The obituary was presented at the Association’s July 1912 Exeter meeting. A short obituary to the bishop, with his portrait (also in the National Trust Collection), and a list of seven of his publications, is available on the hymntime.com webpage. On February 6, 1907, Vanity Fair, the celebrated monthly magazine of popular culture, fashion, and current affairs published an engaging caricature of Bishop Stubbs, available in Wikidata. His obituary may be found in a copy of a rare and much sought-after journal that can be downloaded from the Internet Archive. Google has sponsored the digitisation of books from several libraries. These books, on which copyright has expired, are available for free educational and research use, both as individual books and as full collections to aid researchers.

Dr. Stubbs was the only son of Mr. Charles Stubbs, of Liverpool, in which city he was born on 3 September, 1845. Educated at the Royal Institution School, Liverpool, where Bishop Boyd-Carpenter was a contemporary, he gained a mathematical exhibition at Sidney-Sussex College, Cambridge. In 1868 he graduated in mathematical honours, and was ordained the same year to the curacy of St. Mary's, Sheffield; and three years later preferred to the vicarage of Granborough, Bucks, where he remained thirteen years. From 1884 to 1888 he was Vicar of Stokenham, Devon, and in the latter year was preferred to the rectory of Wavertree, Liverpool, where he came under the notice of Mr. Gladstone, who six years later promoted him to the Deanery of Ely in succession to Dr. Merivale, the famous historian. The University of Cambridge now conferred on him the degree of D.D. honoris causa, and in 1906 Sir Henry Campbell-Bannerman nominated him to the See of Truro. In 1881 he received the first of several invitations to preach before Cambridge University, and in 1883 came his first appointment as Select Preacher at Oxford. In 1904 he was elected Honorary Fellow of Sidney-Sussex College, and was Hulsean Lecturer for 1904-5, when he delivered the lectures, afterwards published in a book, entitled The Christ of English Poetry. In 1900 he preached before the University of Harvard the well-known sermon, The Creed of Christian Socialism, having previously, in 1896, published a book on the same subject.

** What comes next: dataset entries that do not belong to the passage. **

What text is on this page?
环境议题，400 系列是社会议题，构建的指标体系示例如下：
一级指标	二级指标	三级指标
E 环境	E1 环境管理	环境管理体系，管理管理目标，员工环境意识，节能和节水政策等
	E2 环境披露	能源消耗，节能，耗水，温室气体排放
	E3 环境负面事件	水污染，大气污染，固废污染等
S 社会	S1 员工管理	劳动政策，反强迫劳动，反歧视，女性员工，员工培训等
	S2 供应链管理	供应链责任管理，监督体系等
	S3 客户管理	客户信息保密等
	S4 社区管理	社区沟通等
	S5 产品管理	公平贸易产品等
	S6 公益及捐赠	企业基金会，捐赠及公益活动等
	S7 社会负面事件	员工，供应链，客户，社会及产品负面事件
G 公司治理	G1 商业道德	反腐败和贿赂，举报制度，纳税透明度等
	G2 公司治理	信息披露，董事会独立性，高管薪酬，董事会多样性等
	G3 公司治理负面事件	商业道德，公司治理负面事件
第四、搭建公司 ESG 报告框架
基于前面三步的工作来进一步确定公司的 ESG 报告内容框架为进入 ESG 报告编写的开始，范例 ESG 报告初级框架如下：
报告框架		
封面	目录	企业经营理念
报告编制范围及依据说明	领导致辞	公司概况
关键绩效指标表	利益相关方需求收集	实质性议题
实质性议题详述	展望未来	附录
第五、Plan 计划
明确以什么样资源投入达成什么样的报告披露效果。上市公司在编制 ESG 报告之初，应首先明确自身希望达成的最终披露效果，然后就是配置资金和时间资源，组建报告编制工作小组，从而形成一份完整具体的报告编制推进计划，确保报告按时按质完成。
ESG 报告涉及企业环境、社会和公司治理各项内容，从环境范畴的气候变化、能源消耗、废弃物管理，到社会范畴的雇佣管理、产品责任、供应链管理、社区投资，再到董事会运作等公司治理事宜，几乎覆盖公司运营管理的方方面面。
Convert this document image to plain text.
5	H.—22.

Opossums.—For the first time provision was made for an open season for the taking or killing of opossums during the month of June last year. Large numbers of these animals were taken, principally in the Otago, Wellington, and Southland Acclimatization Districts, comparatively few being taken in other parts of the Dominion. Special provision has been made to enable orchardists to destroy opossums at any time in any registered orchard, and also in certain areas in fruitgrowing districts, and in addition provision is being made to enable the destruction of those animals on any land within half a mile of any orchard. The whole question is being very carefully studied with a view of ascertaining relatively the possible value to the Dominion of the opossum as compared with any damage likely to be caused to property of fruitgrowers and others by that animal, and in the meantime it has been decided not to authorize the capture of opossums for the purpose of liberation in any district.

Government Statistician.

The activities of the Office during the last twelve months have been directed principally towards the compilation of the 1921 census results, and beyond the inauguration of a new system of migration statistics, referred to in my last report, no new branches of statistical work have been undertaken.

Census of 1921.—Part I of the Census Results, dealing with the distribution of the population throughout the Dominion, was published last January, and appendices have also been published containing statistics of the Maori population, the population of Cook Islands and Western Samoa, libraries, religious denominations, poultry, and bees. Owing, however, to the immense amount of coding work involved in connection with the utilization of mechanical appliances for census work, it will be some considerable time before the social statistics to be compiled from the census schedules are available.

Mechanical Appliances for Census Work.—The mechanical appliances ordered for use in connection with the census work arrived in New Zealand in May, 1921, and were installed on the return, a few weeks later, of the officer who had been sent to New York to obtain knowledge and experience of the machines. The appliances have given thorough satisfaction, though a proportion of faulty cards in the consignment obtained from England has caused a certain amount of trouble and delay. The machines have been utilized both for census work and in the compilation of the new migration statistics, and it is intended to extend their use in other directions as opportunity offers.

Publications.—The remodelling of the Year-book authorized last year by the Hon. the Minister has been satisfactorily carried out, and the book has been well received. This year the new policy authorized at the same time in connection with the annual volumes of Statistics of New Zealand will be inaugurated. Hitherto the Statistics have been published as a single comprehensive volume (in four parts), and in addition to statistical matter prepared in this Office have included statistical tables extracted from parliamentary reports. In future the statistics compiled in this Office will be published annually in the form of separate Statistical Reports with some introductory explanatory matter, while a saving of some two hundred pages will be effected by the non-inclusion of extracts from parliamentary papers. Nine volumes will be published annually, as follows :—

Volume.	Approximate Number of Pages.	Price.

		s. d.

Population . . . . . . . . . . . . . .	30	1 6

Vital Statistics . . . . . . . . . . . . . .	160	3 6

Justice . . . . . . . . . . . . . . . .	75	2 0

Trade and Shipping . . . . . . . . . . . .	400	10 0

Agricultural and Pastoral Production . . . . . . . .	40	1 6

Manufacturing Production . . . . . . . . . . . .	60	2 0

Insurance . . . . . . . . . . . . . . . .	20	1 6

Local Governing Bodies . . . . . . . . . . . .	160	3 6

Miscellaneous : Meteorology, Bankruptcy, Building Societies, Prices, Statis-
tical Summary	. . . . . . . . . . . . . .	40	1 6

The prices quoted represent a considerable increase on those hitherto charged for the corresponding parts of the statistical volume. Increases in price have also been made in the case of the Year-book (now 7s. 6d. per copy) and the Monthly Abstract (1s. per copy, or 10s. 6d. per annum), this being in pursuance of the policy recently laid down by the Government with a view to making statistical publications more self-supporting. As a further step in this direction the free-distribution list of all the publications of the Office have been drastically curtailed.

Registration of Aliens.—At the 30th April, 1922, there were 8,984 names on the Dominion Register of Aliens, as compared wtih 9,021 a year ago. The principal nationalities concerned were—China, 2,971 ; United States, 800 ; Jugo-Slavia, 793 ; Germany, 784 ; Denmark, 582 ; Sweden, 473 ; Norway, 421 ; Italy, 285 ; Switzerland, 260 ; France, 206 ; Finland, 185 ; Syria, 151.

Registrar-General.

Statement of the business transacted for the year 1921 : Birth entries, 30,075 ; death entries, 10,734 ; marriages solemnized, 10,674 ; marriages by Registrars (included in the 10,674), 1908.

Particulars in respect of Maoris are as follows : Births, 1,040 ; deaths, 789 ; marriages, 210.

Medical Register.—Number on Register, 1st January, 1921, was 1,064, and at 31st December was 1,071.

Bishop Stubbs possessed distinct poetic gifts and published four volumes of verse, the most recent volume being Cornish Bells, which appeared in 1910. His nine volumes of sermons, lectures, and addresses deal with social problems.
He was President of this Association in 1909 when it met at Launceston.
He married Harriet, third daughter of William Turner, of Liverpool, and leaves six sons and two daughters. He died on 4 May, 1912. His body was cremated, and the urn containing the ashes placed in Truro Cathedral.